Webwecker Bielefeld: zweitwohnen02

Kommunale Studiengebühren



Von Mario A. Sarcletti

(18.12.02) Am morgigen Donnerstag soll sie im Rat der Stadt beschlossen werden: Die Zweitwohnungssteuer. Zehn Prozent der Kaltmiete sollen diejenigen an die Stadt abführen, die in Bielefeld nur ihren Nebenwohnsitz gemeldet haben, ihren Lebensmittelpunkt aber woanders sehen. Vor allem diejenigen sollen zahlen, die ihren Lebensmittelpunkt noch in ihrer Heimatgemeinde beziehungsweise bei ihren Eltern verorten. In der Beschlussvorlage für den Rat stellt Stadtkämmerer Löseke fest: »Der Hauptanteil der mit zweitem Wohnsitz in Bielefeld gemeldeten Personen entfällt auf Studierende«. Die sollen jetzt entweder ihren Hauptwohnsitz nach Bielefeld verlegen oder zahlen.

Eine dieser Studierenden ist Jana Görlach. Sie ist Vorsitzende des Allgemeinen Studierendenausschusses (AStA) der Universität Bielefeld. »Ich fahre oft am Wochenende nach Hause und habe da auch noch meinen Freundeskreis«, begründet Görlach, warum sie in Bielefeld nur ihren Zweitwohnsitz hat. Sie hat aber bereits beschlossen, hier ihren Hauptwohnsitz anzumelden. Bei ihr wirkt die Drohung der Stadt also schon. Sie soll mehr Geld in die leere Stadtkasse bringen. Denn für jeden Bürger erhält die Stadt im Rahmen des Finanzausgleichs vom Land ca. 670 Euro an so genannten Schlüsselzuweisungen. Aber eben nur, wenn der seinen Hauptwohnsitz in der Stadt hat. Jana Görlach hat Verständnis dafür, dass die Stadt diese Gelder braucht. Dennoch spricht sich der AStA gegen die Pläne von Stadtkämmerer Löseke aus. »Hier fängt man wieder am falschen Ende an Geld einzutreiben«, kritisiert Görlach.

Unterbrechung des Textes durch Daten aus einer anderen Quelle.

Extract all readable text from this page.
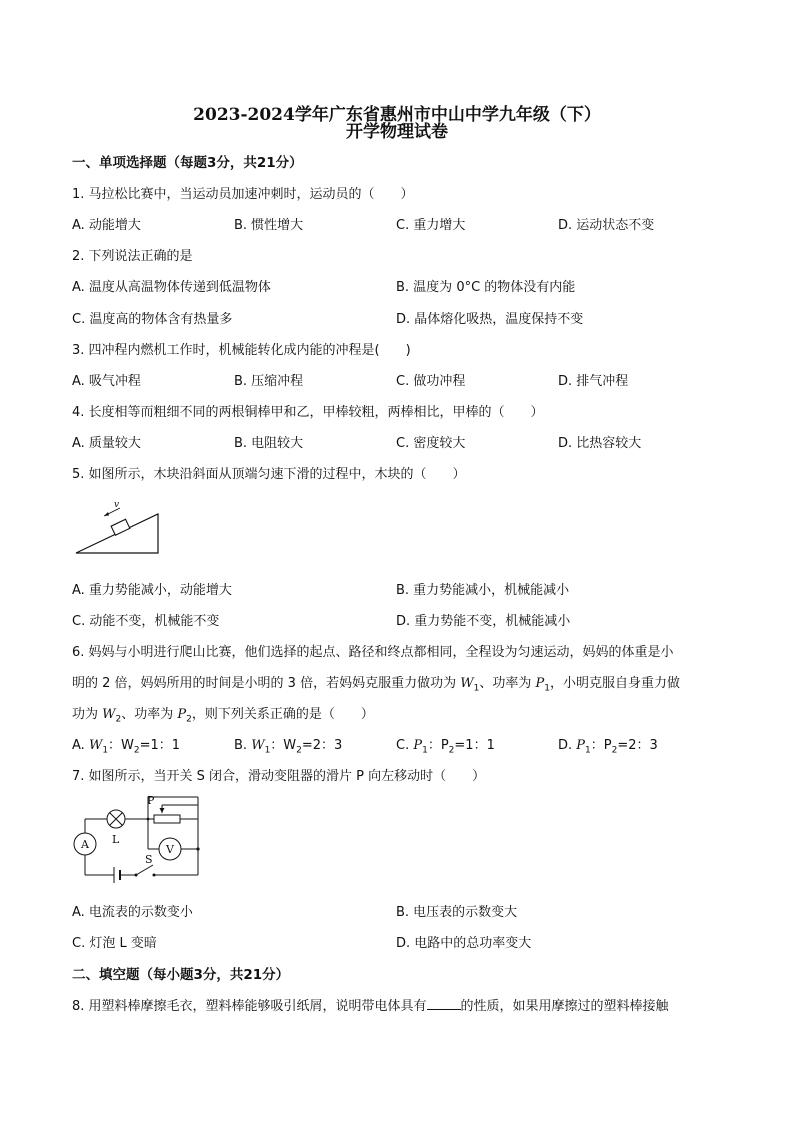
2023-2024学年广东省惠州市中山中学九年级（下）
开学物理试卷
一、单项选择题（每题3分，共21分）
1. 马拉松比赛中，当运动员加速冲刺时，运动员的（　　）
A. 动能增大	B. 惯性增大	C. 重力增大	D. 运动状态不变
2. 下列说法正确的是
A. 温度从高温物体传递到低温物体	B. 温度为 0°C 的物体没有内能
C. 温度高的物体含有热量多	D. 晶体熔化吸热，温度保持不变
3. 四冲程内燃机工作时，机械能转化成内能的冲程是(　　)
A. 吸气冲程	B. 压缩冲程	C. 做功冲程	D. 排气冲程
4. 长度相等而粗细不同的两根铜棒甲和乙，甲棒较粗，两棒相比，甲棒的（　　）
A. 质量较大	B. 电阻较大	C. 密度较大	D. 比热容较大
5. 如图所示，木块沿斜面从顶端匀速下滑的过程中，木块的（　　）
v
A. 重力势能减小，动能增大	B. 重力势能减小，机械能减小
C. 动能不变，机械能不变	D. 重力势能不变，机械能减小
6. 妈妈与小明进行爬山比赛，他们选择的起点、路径和终点都相同，全程设为匀速运动，妈妈的体重是小
明的 2 倍，妈妈所用的时间是小明的 3 倍，若妈妈克服重力做功为 $W_1$、功率为 $P_1$，小明克服自身重力做
功为 $W_2$、功率为 $P_2$，则下列关系正确的是（　　）
A. $W_1$：$W_2=1$：1	B. $W_1$：$W_2=2$：3	C. $P_1$：$P_2=1$：1	D. $P_1$：$P_2=2$：3
7. 如图所示，当开关 S 闭合，滑动变阻器的滑片 P 向左移动时（　　）
P
L
A	V
S
A. 电流表的示数变小	B. 电压表的示数变大
C. 灯泡 L 变暗	D. 电路中的总功率变大
二、填空题（每小题3分，共21分）
8. 用塑料棒摩擦毛衣，塑料棒能够吸引纸屑，说明带电体具有	的性质，如果用摩擦过的塑料棒接触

Bielefeld ist nicht die einzige Stadt, die eine solche Steuer erhebt. Auch Göttingen beispielsweise hat eine solche Steuer. Dort ist allerdings nur eine Handvoll Studierende davon betroffen. Der Grund ist, dass nur diejenigen zahlen müssen, die sowohl am ersten als auch zweiten Wohnsitz über eine abgeschlossene Wohnung verfügen. Das ist allerdings bei den meisten Studierenden nicht der Fall, viele haben an keinem der beiden Wohnorte eine Wohnung mit eigenem Eingang und eigener Küche. Bei den Eltern nutzen sie Muttis Küche, am Studienort wohnen sie in einer Wohngemeinschaft. In Bielefeld sollen auch WG-Bewohner bezahlen. In der Vorlage für die »Satzung über die Erhebung der Zweitwohnungssteuer« ist vorgesehen, dass die Fläche der Gemeinschaftsräume auf die Zahl der Bewohner aufgeteilt wird. Und Wohnung ist »jeder umschlossenen Raum, der zum Wohnen oder Schlafen benutzt wird.«

Diese Definition von Wohnung hat sich auch die Stadt Dortmund zu eigen gemacht, die 1998 die Steuer als erste Großstadt in NRW einführte: Dort hatte ein Krankenpfleger gegen den Steuerbescheid geklagt. Der bewohnte ein neun Quadratmeter großes Dachgeschosszimmer, in dem es noch nicht einmal einen Wasseranschluss gab. Küche und Toilette teilte er sich mit bis zu zehn anderen Mietern. Des Verwaltungsgericht Gelsenkirchen gab allerdings der Stadt Recht, der Mann musste zahlen. Ebenfalls in Dortmund klagte jüngst ein Student gegen die Steuer. Die Klage wurde Anfang des Monats vom selben Verwaltungsgericht abgewiesen. Der klagende Designstudent ist inzwischen wieder in seine Heimat Stuttgart gezogen, versucht von dort aus sein Studium abzuschließen.